— А потом Бушуй решил, что усмирил мальца, да с цепи его и спустил. В тот же день Среблян его убил, на куски изрубил. Многие ему за то спасибо сказали — недолюбливал наш люд Бушуя. Так и стал Среблян господином.
Вон оно как… Порешил изверга, за родню помстился — и сам извергом стал не хуже убитого ворога. Жалость к Сребляну, шевельнувшаяся было на миг, тут же притухла во мне, ровно искра, присыпанная золой. Судьба-горемычевна и Горьбог-злодей всякому отплачивают поделом.
— Почему он может ходить в море, а я нет? — спросил я, вдруг впервые об этом подумав. Дед глянул на меня искоса, будто совсем другого вопроса ждал. А ну его, в загадки с ним играть… не до того мне нынче. Но ответил:
— Янь-Горыня знает, что не смирился ты с наветом ее, потому тебя и не пускает. Кто покорился ей, тому она даст до дальнего берега доплыть, до доброй земли. И ступить на нее тоже даст. Некоторые и ступают.
Некоторые… почто ж не все?
— Скажи мне, дед, неужто каждый смиряется? Неужто никто не бьется, не сохраняет чести, не выбирает гибели? Неужто?
Я спрашивал и страшился ответа. Потому как скажет — «Так и есть», и будет это значить, что и мне общей доли не миновать… а я того не хотел.
Но дед ответил такое, что от души у меня разом отлегло.
— Не каждый, вестимо. Многие борятся… не умеют судьбу свою принимать. Кого-то и силой усмирять приходится, по-злому. Кормятся их душами море да Янь-Горыня… — Дед примолк, будто задумавшись. После добавил: — Многие еще гибнут от тоски. В основном женщины. Дети тоже, но они если умирают, то на кораблях, до того еще, как ступают на Салхан. Если уж доплыли, то живут…

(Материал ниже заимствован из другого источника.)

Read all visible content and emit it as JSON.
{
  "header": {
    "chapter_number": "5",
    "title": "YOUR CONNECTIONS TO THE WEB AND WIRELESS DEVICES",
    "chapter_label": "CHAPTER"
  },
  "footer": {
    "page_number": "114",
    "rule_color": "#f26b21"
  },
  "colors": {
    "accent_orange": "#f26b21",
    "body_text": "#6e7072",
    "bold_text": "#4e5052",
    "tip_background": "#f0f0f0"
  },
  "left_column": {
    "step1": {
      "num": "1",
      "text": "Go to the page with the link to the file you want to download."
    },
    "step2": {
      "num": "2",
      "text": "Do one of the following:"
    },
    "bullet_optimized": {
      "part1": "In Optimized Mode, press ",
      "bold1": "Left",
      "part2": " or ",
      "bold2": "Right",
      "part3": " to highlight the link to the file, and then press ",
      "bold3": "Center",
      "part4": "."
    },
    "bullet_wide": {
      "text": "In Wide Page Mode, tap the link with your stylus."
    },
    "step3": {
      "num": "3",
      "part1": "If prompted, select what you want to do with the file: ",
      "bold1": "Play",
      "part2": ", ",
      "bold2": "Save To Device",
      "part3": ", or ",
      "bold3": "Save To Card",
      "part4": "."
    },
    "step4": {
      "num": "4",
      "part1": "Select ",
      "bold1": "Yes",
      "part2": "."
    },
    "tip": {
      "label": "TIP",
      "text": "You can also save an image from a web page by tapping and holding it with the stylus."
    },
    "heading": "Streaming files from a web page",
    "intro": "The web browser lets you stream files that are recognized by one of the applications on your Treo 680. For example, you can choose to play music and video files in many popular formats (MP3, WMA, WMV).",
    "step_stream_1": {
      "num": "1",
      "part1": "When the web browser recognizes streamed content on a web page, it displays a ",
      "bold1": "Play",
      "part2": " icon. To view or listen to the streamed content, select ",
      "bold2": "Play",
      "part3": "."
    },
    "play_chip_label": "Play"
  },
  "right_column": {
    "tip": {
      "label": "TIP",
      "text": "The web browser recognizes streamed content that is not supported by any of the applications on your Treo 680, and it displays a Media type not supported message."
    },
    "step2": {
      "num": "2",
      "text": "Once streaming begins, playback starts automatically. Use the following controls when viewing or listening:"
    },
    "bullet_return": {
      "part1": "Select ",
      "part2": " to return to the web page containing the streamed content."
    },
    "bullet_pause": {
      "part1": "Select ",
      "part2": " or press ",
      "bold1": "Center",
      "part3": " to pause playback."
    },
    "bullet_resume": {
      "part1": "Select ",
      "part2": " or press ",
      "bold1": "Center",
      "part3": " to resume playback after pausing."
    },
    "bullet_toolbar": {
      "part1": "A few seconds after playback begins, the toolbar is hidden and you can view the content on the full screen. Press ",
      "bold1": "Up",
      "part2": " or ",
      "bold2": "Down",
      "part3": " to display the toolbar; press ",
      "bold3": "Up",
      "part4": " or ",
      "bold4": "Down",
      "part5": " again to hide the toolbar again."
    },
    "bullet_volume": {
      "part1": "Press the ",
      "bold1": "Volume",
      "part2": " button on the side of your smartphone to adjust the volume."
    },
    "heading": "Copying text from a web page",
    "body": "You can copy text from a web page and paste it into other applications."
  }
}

Я вспомнил, что, когда мы причалили, на берегу среди полоненных я не видел ни одного младенца. И плача детского не слышал. То странно было: ведь, если рассудить, младенчиков как раз нероды должны были перво-наперво хватать. Те вырастут и вовсе знать не будут, где родились… И хватали ведь небось. Только труден путь на Салхан-остров, немногие переживают дорогу. Что уж дети…
Я обхватил плечи руками, зябко мне что-то стало, так же, как прежде кинуло в жар. Сказал:
— То хорошо, что не все смиряются. Утешил ты меня… спасибо.

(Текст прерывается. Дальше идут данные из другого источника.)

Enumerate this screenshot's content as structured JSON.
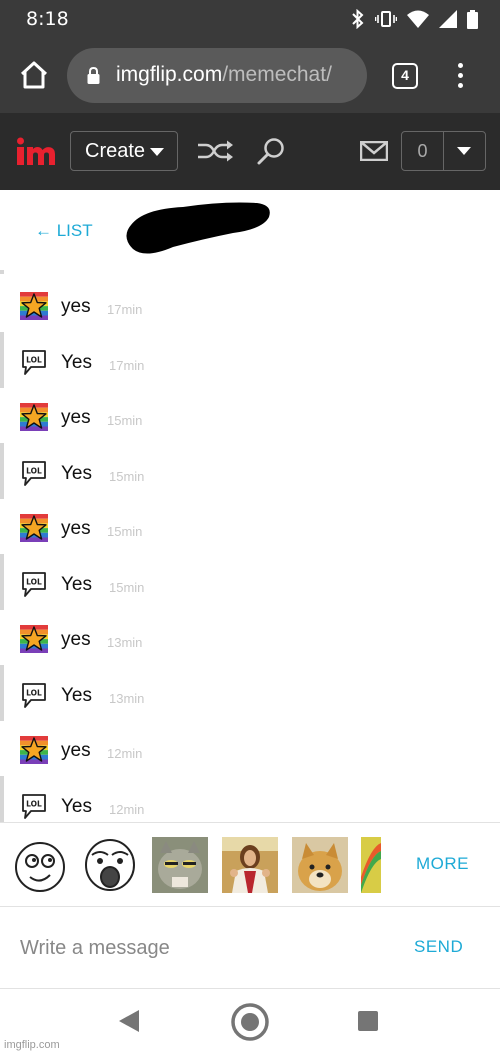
{
  "status": {
    "time": "8:18",
    "icons": [
      "bluetooth-icon",
      "vibrate-icon",
      "wifi-icon",
      "signal-icon",
      "battery-icon"
    ]
  },
  "browser": {
    "url_host": "imgflip.com",
    "url_path": "/memechat/",
    "tab_count": "4"
  },
  "nav": {
    "create_label": "Create",
    "notification_count": "0"
  },
  "chat": {
    "back_label": "← LIST",
    "messages": [
      {
        "sender": "star",
        "text": "yes",
        "time": "17min"
      },
      {
        "sender": "lol",
        "text": "Yes",
        "time": "17min"
      },
      {
        "sender": "star",
        "text": "yes",
        "time": "15min"
      },
      {
        "sender": "lol",
        "text": "Yes",
        "time": "15min"
      },
      {
        "sender": "star",
        "text": "yes",
        "time": "15min"
      },
      {
        "sender": "lol",
        "text": "Yes",
        "time": "15min"
      },
      {
        "sender": "star",
        "text": "yes",
        "time": "13min"
      },
      {
        "sender": "lol",
        "text": "Yes",
        "time": "13min"
      },
      {
        "sender": "star",
        "text": "yes",
        "time": "12min"
      },
      {
        "sender": "lol",
        "text": "Yes",
        "time": "12min"
      }
    ]
  },
  "memes": {
    "thumbnails": [
      "rage-face-smile",
      "rage-face-omg",
      "cat-meme",
      "jesus-meme",
      "doge-meme",
      "rainbow-meme"
    ],
    "more_label": "MORE"
  },
  "composer": {
    "placeholder": "Write a message",
    "send_label": "SEND"
  },
  "watermark": "imgflip.com",
  "colors": {
    "accent": "#1eaad6",
    "header_bg": "#3a3a3a",
    "nav_bg": "#2b2b2b",
    "logo_red": "#e8212f"
  }
}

Дед посмотрел на меня искоса. Хотел будто сказать что-то — и не сказал. Меня вдруг любопытство разобрало.
— А тебе, дед Смеян, самому сколько годков было, когда неродам попался?
Молчит. Али и вправду забыл? Ну, за его-то лета — немудрено…
— Нисколько, — сказал дед. — Родился я здесь.
Я рот так и открыл. А он снял котелок с очага ловкой рукой, подул — и мне протянул.
— На-ка выпей. Снаружи ты вроде согрелся, а изнутри теперь тоже не повредит.
Я взял. Обжег ладони о горячие стенки, а едва то заметил — так деда глазами поедом ел. Это сколько ж лет ему?! Сколько веков? И разве живут столько?
— Так что, — спросил, не в силах унять любопытство, — ты видел Янь-Горыню?!
— Видел.
— И какая она?
— Такая, что раз увидишь — другой не захочется. Пей, говорю.
Я выпил залпом. Нутро мне так и ожгло, но хороший это был огонь, ладный. Поставил я котелок на скамью. Дед Смеян наклонился, согнув старую свою спину, и ворошил угли в очаге. Я потянулся, забрал у него кочергу.
— Дай я…
Пока угли разгребал, не знаю, глядел он на меня или нет. Потом он спросил:
— Что делать теперь будешь, Лют?
Прикипело ко мне это имечко… а что, не хуже родного. Вернее даже. Хотелось бы, чтоб было вернее. Лютовать всяко лучше, чем маяться.
Только вопрос старика совсем не по нраву мне пришелся. Не хотел я о том думать, а пришлось. Ответил я нехотя:
— Не знаю… что присоветуешь?
— Пока у меня поживи. Видишь, один я остался на старость… Оставайся покамест. А там видно будет.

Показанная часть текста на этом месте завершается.